“A free press reduces poverty… and boosts economic development.” — Joseph Stiglitz, Nobel Laureate
Swaziland’s constitution explicitly protects freedom of expression. But the extent of the protection is questionable since section 24 of the constitution contains elaborate limitations that could be used to curtail freedom of expression.
There are also many laws — new and old — that infringe on freedom of expression. Most notably the Suppression of Terrorism Act (STA) 2008, which has created a climate of fear. The Amnesty International report, ‘An Atmosphere of Intimidation‘, says, “all those who were vocal are quieter now because of the Act.” The STA defines support of terrorism so broadly that virtually anyone can be prosecuted. This law clearly sets out to obstruct free speech.
Swazi Law and Custom (traditional beliefs and values) also instills fear when practicing freedom of expression. Customary law prohibits criticising and questioning those in authority, especially the monarchy. This severely restricts public discourse and the free flow of ideas. The African Media Barometer reported in April 2009 that a columnist for the Times of Swaziland criticised the king’s leadership. The palace reacted by forcing the Times to muzzle the columnist. The columnist then faced retribution from the traditional authorities including the chief of his area.
MISA-Swaziland recognises that the right to freedom of expression must have some restrictions, but the existing restrictions are too onerous and are having a detrimental effect on Swazi society. “People just cannot organize public meetings to debate issues without being monitored, harassed or even dispersed by state police,” reported the Africa Media Barometer, a media monitoring survey, in 2009.

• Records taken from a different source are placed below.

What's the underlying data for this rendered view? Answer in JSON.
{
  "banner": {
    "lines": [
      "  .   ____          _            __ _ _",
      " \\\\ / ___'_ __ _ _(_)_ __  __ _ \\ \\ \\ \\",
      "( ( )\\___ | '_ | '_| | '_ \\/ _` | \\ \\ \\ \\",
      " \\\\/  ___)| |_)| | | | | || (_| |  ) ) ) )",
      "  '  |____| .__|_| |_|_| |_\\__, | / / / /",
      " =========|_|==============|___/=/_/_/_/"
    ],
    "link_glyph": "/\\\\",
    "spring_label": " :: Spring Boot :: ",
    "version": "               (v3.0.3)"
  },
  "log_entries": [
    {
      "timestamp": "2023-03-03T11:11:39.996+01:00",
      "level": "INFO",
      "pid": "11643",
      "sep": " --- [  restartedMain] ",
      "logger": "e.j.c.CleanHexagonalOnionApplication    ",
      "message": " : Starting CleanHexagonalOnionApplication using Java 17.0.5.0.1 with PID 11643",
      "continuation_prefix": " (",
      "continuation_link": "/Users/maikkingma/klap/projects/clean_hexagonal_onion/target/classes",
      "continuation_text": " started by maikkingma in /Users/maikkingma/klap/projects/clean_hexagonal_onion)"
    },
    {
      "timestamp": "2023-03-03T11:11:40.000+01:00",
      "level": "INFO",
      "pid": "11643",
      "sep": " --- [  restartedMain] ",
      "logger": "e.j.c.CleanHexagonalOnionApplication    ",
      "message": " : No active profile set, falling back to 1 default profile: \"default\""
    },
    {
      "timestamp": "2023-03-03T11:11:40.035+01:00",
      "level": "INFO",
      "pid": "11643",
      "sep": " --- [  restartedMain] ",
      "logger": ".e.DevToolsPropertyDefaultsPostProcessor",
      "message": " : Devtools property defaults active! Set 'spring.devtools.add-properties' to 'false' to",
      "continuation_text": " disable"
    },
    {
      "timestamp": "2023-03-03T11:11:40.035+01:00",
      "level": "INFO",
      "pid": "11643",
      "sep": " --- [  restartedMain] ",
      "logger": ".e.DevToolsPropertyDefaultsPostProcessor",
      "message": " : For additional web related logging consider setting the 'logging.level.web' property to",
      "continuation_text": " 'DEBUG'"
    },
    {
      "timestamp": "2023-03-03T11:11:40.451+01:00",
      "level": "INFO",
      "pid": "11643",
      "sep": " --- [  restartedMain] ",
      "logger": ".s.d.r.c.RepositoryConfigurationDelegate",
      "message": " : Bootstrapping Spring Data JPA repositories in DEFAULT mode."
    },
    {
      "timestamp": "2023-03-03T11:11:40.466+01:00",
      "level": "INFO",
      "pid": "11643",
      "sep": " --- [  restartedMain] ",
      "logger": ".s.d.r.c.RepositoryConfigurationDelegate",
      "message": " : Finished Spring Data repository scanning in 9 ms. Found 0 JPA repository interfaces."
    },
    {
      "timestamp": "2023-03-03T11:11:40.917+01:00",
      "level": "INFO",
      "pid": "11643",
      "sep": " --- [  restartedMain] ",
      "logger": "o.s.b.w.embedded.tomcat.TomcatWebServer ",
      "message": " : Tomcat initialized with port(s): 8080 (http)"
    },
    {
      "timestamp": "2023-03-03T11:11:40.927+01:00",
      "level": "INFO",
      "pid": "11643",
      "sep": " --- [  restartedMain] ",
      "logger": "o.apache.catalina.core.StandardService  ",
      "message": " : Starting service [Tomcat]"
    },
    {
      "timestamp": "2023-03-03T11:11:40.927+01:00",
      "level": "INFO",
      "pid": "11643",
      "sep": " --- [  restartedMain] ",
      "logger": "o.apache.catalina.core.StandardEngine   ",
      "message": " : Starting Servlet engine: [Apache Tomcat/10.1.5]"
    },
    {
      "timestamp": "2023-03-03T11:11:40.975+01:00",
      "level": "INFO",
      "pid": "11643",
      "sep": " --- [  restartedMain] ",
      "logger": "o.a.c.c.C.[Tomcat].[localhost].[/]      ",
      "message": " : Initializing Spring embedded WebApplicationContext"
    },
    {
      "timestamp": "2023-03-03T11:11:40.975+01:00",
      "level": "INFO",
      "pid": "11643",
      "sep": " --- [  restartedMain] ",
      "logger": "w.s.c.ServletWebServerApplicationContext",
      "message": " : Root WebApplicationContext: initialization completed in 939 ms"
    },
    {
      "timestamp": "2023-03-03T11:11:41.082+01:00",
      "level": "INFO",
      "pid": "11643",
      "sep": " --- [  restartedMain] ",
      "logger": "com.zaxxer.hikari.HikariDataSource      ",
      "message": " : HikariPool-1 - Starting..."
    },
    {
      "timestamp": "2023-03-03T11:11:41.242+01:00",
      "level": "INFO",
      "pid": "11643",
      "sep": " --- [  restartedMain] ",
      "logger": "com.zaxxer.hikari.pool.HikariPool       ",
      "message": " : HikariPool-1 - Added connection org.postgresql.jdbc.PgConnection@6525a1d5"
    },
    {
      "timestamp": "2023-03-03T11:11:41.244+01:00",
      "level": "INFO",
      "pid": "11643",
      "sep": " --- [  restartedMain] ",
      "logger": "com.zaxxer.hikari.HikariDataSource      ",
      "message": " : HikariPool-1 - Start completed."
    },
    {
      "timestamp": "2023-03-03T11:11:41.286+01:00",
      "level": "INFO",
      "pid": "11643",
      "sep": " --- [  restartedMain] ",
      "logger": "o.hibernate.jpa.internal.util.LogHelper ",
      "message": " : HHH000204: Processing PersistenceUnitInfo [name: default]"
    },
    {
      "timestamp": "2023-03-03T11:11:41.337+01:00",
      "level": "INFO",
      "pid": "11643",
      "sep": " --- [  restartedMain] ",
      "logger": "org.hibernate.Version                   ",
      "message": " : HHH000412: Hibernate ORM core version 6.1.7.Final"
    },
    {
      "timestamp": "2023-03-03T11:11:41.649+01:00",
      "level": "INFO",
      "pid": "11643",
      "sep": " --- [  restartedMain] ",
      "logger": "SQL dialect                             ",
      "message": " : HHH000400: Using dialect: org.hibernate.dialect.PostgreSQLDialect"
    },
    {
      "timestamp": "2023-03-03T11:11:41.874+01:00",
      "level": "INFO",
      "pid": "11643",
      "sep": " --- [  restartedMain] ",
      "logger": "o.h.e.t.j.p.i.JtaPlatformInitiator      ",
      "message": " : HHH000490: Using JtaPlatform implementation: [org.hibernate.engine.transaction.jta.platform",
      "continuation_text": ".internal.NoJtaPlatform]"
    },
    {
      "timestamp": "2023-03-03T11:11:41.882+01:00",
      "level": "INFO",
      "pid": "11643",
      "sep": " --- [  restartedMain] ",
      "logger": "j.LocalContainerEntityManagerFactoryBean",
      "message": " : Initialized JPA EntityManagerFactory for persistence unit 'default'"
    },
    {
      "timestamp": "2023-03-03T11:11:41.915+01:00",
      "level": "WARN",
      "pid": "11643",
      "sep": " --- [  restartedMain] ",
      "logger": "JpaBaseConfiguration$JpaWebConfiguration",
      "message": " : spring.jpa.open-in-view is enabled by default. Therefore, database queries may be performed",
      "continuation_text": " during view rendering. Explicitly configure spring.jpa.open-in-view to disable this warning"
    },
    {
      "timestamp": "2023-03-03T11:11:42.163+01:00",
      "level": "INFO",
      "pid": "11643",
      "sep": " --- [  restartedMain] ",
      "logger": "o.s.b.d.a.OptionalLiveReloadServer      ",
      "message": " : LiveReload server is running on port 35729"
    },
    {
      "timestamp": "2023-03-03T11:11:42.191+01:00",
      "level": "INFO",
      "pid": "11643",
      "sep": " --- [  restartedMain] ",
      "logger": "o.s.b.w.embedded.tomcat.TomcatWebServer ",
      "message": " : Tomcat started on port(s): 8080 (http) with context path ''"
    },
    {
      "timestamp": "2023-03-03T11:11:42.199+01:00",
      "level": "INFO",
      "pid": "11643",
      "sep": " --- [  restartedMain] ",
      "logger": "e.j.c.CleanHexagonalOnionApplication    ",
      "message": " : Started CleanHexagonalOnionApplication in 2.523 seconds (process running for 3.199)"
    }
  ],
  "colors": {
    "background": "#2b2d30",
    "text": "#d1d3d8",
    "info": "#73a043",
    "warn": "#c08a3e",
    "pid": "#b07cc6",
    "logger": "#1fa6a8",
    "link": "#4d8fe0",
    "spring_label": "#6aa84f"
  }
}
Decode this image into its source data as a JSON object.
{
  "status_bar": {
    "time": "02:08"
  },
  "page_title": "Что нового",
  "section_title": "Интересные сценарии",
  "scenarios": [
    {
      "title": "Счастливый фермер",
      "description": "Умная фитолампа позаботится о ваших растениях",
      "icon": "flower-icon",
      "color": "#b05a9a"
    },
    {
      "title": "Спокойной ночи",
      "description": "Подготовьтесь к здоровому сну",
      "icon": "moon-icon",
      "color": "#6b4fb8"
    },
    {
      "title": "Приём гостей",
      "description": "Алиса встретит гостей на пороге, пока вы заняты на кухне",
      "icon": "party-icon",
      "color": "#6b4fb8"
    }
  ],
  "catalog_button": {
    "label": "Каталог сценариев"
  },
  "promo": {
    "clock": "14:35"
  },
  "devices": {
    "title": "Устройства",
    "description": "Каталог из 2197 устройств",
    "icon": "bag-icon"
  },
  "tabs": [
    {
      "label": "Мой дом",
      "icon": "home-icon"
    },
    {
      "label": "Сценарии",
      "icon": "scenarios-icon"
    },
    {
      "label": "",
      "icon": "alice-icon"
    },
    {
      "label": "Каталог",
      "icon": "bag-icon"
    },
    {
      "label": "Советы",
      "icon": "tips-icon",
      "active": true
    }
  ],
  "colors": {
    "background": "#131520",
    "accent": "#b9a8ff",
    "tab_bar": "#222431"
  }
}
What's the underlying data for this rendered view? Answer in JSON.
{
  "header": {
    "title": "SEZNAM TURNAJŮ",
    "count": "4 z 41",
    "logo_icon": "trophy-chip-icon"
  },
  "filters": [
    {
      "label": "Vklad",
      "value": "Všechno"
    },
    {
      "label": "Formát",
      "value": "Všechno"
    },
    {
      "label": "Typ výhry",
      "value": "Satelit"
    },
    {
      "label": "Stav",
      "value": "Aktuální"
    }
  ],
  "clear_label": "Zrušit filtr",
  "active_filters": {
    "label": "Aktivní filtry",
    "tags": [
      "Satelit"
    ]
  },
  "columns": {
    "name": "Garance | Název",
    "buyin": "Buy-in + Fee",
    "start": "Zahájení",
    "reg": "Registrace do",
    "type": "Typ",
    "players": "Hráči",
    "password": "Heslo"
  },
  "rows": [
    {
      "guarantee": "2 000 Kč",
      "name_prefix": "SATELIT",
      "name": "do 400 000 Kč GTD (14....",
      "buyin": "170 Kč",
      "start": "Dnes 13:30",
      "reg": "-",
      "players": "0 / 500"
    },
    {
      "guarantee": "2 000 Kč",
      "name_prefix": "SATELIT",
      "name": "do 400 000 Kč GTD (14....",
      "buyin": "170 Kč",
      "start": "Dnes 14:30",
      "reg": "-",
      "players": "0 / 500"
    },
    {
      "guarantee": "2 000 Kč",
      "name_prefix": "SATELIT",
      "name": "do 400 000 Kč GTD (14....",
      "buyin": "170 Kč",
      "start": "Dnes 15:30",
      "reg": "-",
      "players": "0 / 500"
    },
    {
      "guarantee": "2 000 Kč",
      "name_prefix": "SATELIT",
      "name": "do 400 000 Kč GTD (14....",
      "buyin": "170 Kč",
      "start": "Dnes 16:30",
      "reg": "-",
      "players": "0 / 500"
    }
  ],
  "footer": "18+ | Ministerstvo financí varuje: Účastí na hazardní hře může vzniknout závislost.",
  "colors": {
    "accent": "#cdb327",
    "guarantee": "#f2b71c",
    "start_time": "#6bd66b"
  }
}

MISA-Swaziland is calling for the amendment or repeal of all legislation that unnecessarily limits freedom of expression.
MISA demands that government ensure all freedom of expression restrictions meet the standards of the “three-part test”. That is, a restriction on freedom of expression must be (a) prescribed by law; (b) serve a legitimate aim; and (c) be necessary in a democratic society.
For a restriction on freedom of expression to be necessary the benefits it brings must outweigh its harm. MISA firmly believes the harm done to free speech under the Suppression of Terrorism Act far outweighs any supposed benefits . This law clearly lacks proportionality and therefore does not meet international human rights standards.